January 09, 2015, Webb 1100

Ashutosh Nayyar

USC, Electrical Engineering


Decentralized systems are ubiquitous in the modern world. Communication systems, sensor networks, power systems and economic systems like markets and auctions are all examples of decentralized systems. Such systems are characterized by the presence of multiple decision-making agents acting on different information. In this talk, I focus on the problem of finding optimal decision-strategies for co-operative agents in a decentralized system. In particular, I consider a decentralized stochastic decision-making problem with multiple decision-makers that share information with each other with a fixed delay. Such decision problems arise in queuing networks, wireless communication networks, distributed control systems, sensing and surveillance systems etc. In spite of initial conjectures as early as 1971, finding the general structure of agents' optimal decision-strategies with delayed information sharing had remained an open problem for 40 years. My research provides a conceptual framework that not only identifies the structure of optimal decision strategies but also provides a sequential decomposition of the optimization problem. Moreover, the methodology developed here is shown to be applicable to a broader class of decentralized decision making problems arising in diverse application domains.​

Speaker's Bio

Ashutosh Nayyar received the B.Tech. degree in Electrical Engineering from the Indian Institute of Technology, Delhi, India in 2006. He received the MS degree in Electrical Engineering and Computer Science in 2008, the MS degree in Applied Mathematics in 2011 and the PhD degree in Electrical Engineering and Computer Science in 2011, all from the University of Michigan, Ann Arbor.

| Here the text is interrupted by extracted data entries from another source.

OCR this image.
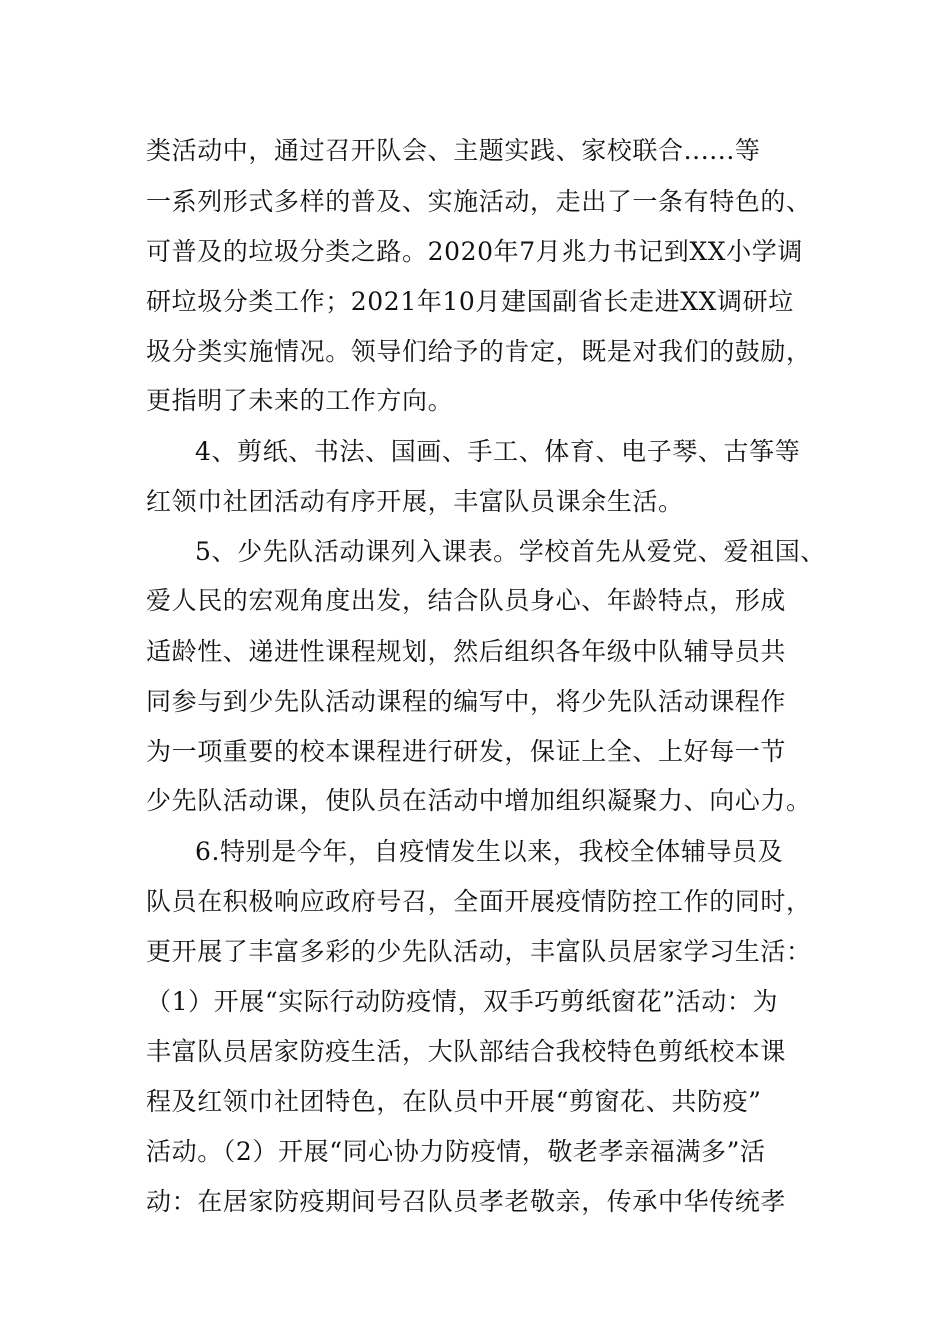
类活动中，通过召开队会、主题实践、家校联合......等
一系列形式多样的普及、实施活动，走出了一条有特色的、
可普及的垃圾分类之路。2020年7月兆力书记到XX小学调
研垃圾分类工作；2021年10月建国副省长走进XX调研垃
圾分类实施情况。领导们给予的肯定，既是对我们的鼓励，
更指明了未来的工作方向。
4、剪纸、书法、国画、手工、体育、电子琴、古筝等
红领巾社团活动有序开展，丰富队员课余生活。
5、少先队活动课列入课表。学校首先从爱党、爱祖国、
爱人民的宏观角度出发，结合队员身心、年龄特点，形成
适龄性、递进性课程规划，然后组织各年级中队辅导员共
同参与到少先队活动课程的编写中，将少先队活动课程作
为一项重要的校本课程进行研发，保证上全、上好每一节
少先队活动课，使队员在活动中增加组织凝聚力、向心力。
6.特别是今年，自疫情发生以来，我校全体辅导员及
队员在积极响应政府号召，全面开展疫情防控工作的同时，
更开展了丰富多彩的少先队活动，丰富队员居家学习生活：
（1）开展“实际行动防疫情，双手巧剪纸窗花”活动：为
丰富队员居家防疫生活，大队部结合我校特色剪纸校本课
程及红领巾社团特色，在队员中开展“剪窗花、共防疫”
活动。（2）开展“同心协力防疫情，敬老孝亲福满多”活
动：在居家防疫期间号召队员孝老敬亲，传承中华传统孝
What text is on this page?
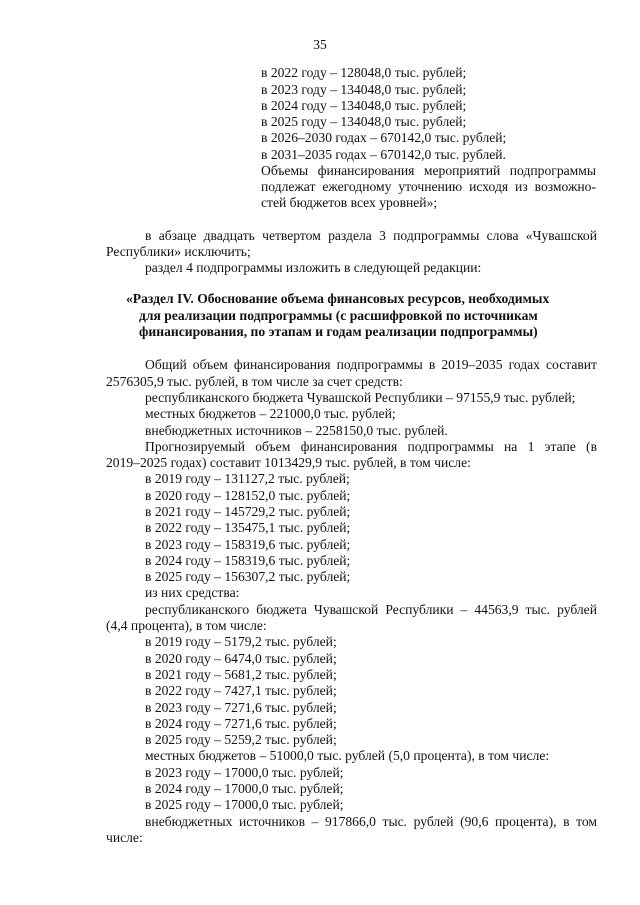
35
в 2022 году – 128048,0 тыс. рублей;
в 2023 году – 134048,0 тыс. рублей;
в 2024 году – 134048,0 тыс. рублей;
в 2025 году – 134048,0 тыс. рублей;
в 2026–2030 годах – 670142,0 тыс. рублей;
в 2031–2035 годах – 670142,0 тыс. рублей.
Объемы финансирования мероприятий подпрограммы
подлежат ежегодному уточнению исходя из возможно-
стей бюджетов всех уровней»;
в абзаце двадцать четвертом раздела 3 подпрограммы слова «Чувашской
Республики» исключить;
раздел 4 подпрограммы изложить в следующей редакции:
«Раздел IV. Обоснование объема финансовых ресурсов, необходимых
для реализации подпрограммы (с расшифровкой по источникам
финансирования, по этапам и годам реализации подпрограммы)
Общий объем финансирования подпрограммы в 2019–2035 годах составит
2576305,9 тыс. рублей, в том числе за счет средств:
республиканского бюджета Чувашской Республики – 97155,9 тыс. рублей;
местных бюджетов – 221000,0 тыс. рублей;
внебюджетных источников – 2258150,0 тыс. рублей.
Прогнозируемый объем финансирования подпрограммы на 1 этапе (в
2019–2025 годах) составит 1013429,9 тыс. рублей, в том числе:
в 2019 году – 131127,2 тыс. рублей;
в 2020 году – 128152,0 тыс. рублей;
в 2021 году – 145729,2 тыс. рублей;
в 2022 году – 135475,1 тыс. рублей;
в 2023 году – 158319,6 тыс. рублей;
в 2024 году – 158319,6 тыс. рублей;
в 2025 году – 156307,2 тыс. рублей;
из них средства:
республиканского бюджета Чувашской Республики – 44563,9 тыс. рублей
(4,4 процента), в том числе:
в 2019 году – 5179,2 тыс. рублей;
в 2020 году – 6474,0 тыс. рублей;
в 2021 году – 5681,2 тыс. рублей;
в 2022 году – 7427,1 тыс. рублей;
в 2023 году – 7271,6 тыс. рублей;
в 2024 году – 7271,6 тыс. рублей;
в 2025 году – 5259,2 тыс. рублей;
местных бюджетов – 51000,0 тыс. рублей (5,0 процента), в том числе:
в 2023 году – 17000,0 тыс. рублей;
в 2024 году – 17000,0 тыс. рублей;
в 2025 году – 17000,0 тыс. рублей;
внебюджетных источников – 917866,0 тыс. рублей (90,6 процента), в том
числе:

He worked as a post-doctoral researcher at the University of Illinois at Urbana-Champaign and at the University of California, Berkeley before joining the University of Southern California in 2014. His research focuses on the theory and applications of decentralized decision-making in a wide array of decentralized systems such as: sensing and communication systems, decentralized control systems, cyber-physical systems and electric energy systems.